晴明は痛みで朦朧〈もうろう〉としながらも、声を振り絞った。

「これ以上は、帝がお可哀そうです……」

「……そう」

仕方ないわね、と笑みを浮かべた。

「じゃあ、死んでくれるかしら。主上と私のために」

「母上…!!」

帝が何やら叫んでいるのが聞こえた。

晴明は、今この痛みから開放されるならそれも良いかとぼんやり考えていた。

「あなたがいなければ、こんなことしなくて済んだのよ」

刀を頬からずるり、と引き抜く。

晴明は体を支えきれずに、床に崩れ落ちた。

「何で私だけこんな目に合うのかしら……。先帝もお上も他人にとられてばかり。あなた達さえいなければ、私だって」

馬乗りになり、刀を振り上げる。

「誰かに愛されてみたかったわ」

「ーー愚かな女やな」

ぴたり、と刀が止まる。

「何ですって」

瞬間、飛んできた青い閃光が刀を弾き飛ばした。

「あなた、誰かって何でそんなに他力本願なんや」

閃光の中、人影がゆらりと起き上がる。

……歪だった。

「己の人生やろ。
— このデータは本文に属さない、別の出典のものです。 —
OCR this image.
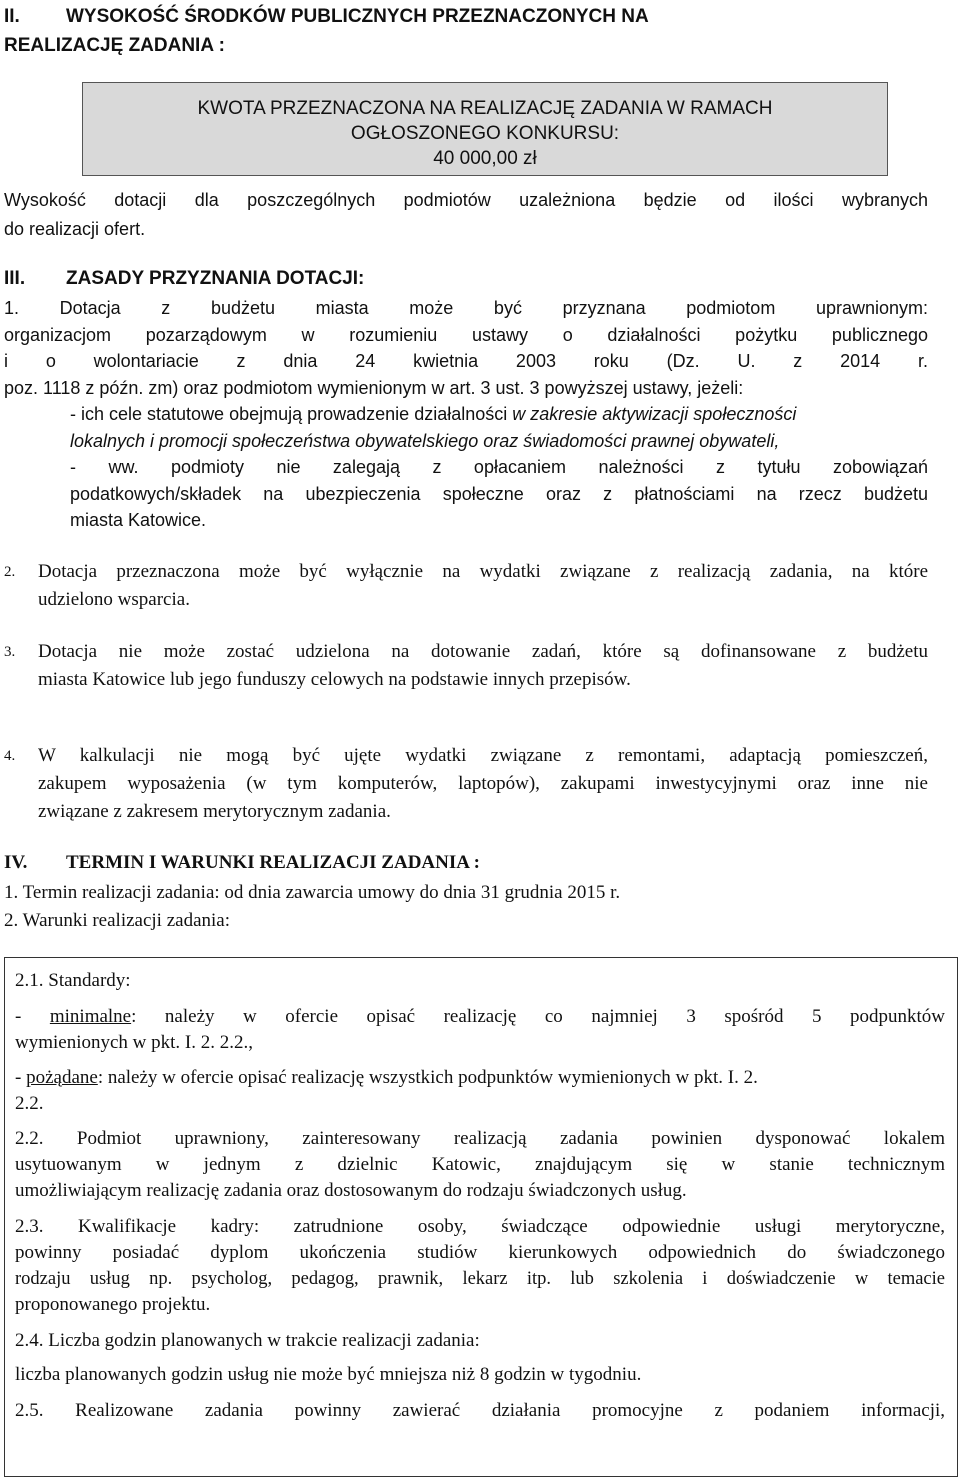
II. WYSOKOŚĆ ŚRODKÓW PUBLICZNYCH PRZEZNACZONYCH NA
REALIZACJĘ ZADANIA :
KWOTA PRZEZNACZONA NA REALIZACJĘ ZADANIA W RAMACH
OGŁOSZONEGO KONKURSU:
40 000,00 zł
Wysokość dotacji dla poszczególnych podmiotów uzależniona będzie od ilości wybranych
do realizacji ofert.
III. ZASADY PRZYZNANIA DOTACJI:
1. Dotacja z budżetu miasta może być przyznana podmiotom uprawnionym:
organizacjom pozarządowym w rozumieniu ustawy o działalności pożytku publicznego
i o wolontariacie z dnia 24 kwietnia 2003 roku (Dz. U. z 2014 r.
poz. 1118 z późn. zm) oraz podmiotom wymienionym w art. 3 ust. 3 powyższej ustawy, jeżeli:
- ich cele statutowe obejmują prowadzenie działalności w zakresie aktywizacji społeczności
lokalnych i promocji społeczeństwa obywatelskiego oraz świadomości prawnej obywateli,
- ww. podmioty nie zalegają z opłacaniem należności z tytułu zobowiązań
podatkowych/składek na ubezpieczenia społeczne oraz z płatnościami na rzecz budżetu
miasta Katowice.
2.	Dotacja przeznaczona może być wyłącznie na wydatki związane z realizacją zadania, na które
udzielono wsparcia.
3.	Dotacja nie może zostać udzielona na dotowanie zadań, które są dofinansowane z budżetu
miasta Katowice lub jego funduszy celowych na podstawie innych przepisów.
4.	W kalkulacji nie mogą być ujęte wydatki związane z remontami, adaptacją pomieszczeń,
zakupem wyposażenia (w tym komputerów, laptopów), zakupami inwestycyjnymi oraz inne nie
związane z zakresem merytorycznym zadania.
IV. TERMIN I WARUNKI REALIZACJI ZADANIA :
1. Termin realizacji zadania: od dnia zawarcia umowy do dnia 31 grudnia 2015 r.
2. Warunki realizacji zadania:
2.1. Standardy:
- minimalne: należy w ofercie opisać realizację co najmniej 3 spośród 5 podpunktów
wymienionych w pkt. I. 2. 2.2.,
- pożądane: należy w ofercie opisać realizację wszystkich podpunktów wymienionych w pkt. I. 2.
2.2.
2.2. Podmiot uprawniony, zainteresowany realizacją zadania powinien dysponować lokalem
usytuowanym w jednym z dzielnic Katowic, znajdującym się w stanie technicznym
umożliwiającym realizację zadania oraz dostosowanym do rodzaju świadczonych usług.
2.3. Kwalifikacje kadry: zatrudnione osoby, świadczące odpowiednie usługi merytoryczne,
powinny posiadać dyplom ukończenia studiów kierunkowych odpowiednich do świadczonego
rodzaju usług np. psycholog, pedagog, prawnik, lekarz itp. lub szkolenia i doświadczenie w temacie
proponowanego projektu.
2.4. Liczba godzin planowanych w trakcie realizacji zadania:
liczba planowanych godzin usług nie może być mniejsza niż 8 godzin w tygodniu.
2.5. Realizowane zadania powinny zawierać działania promocyjne z podaniem informacji,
幸せも不幸も自分の責任なんや。他人に押しつけんな」

「な……」

「大体、人から愛されるだけが人生やない。自分をいかに愛するかや」

お分かり?と、目配せをする。

「何なの、あなた」

呆然としている穏子を押しのけ、晴明を抱き上げた。

「ごめんな、姫さん。目覚めるのが遅かった」

「……貴様こそ、大丈夫か……」

「姫さんに比べりゃあな」

歪は更に帝と護白をかかえ、にこりと笑った。

「さて、逃げよか」




数年ぶりの投稿です。

人生は他人軸ではなく、自分軸でありたいですよね。

因みに、道満の顔のイメージは猫だったりします。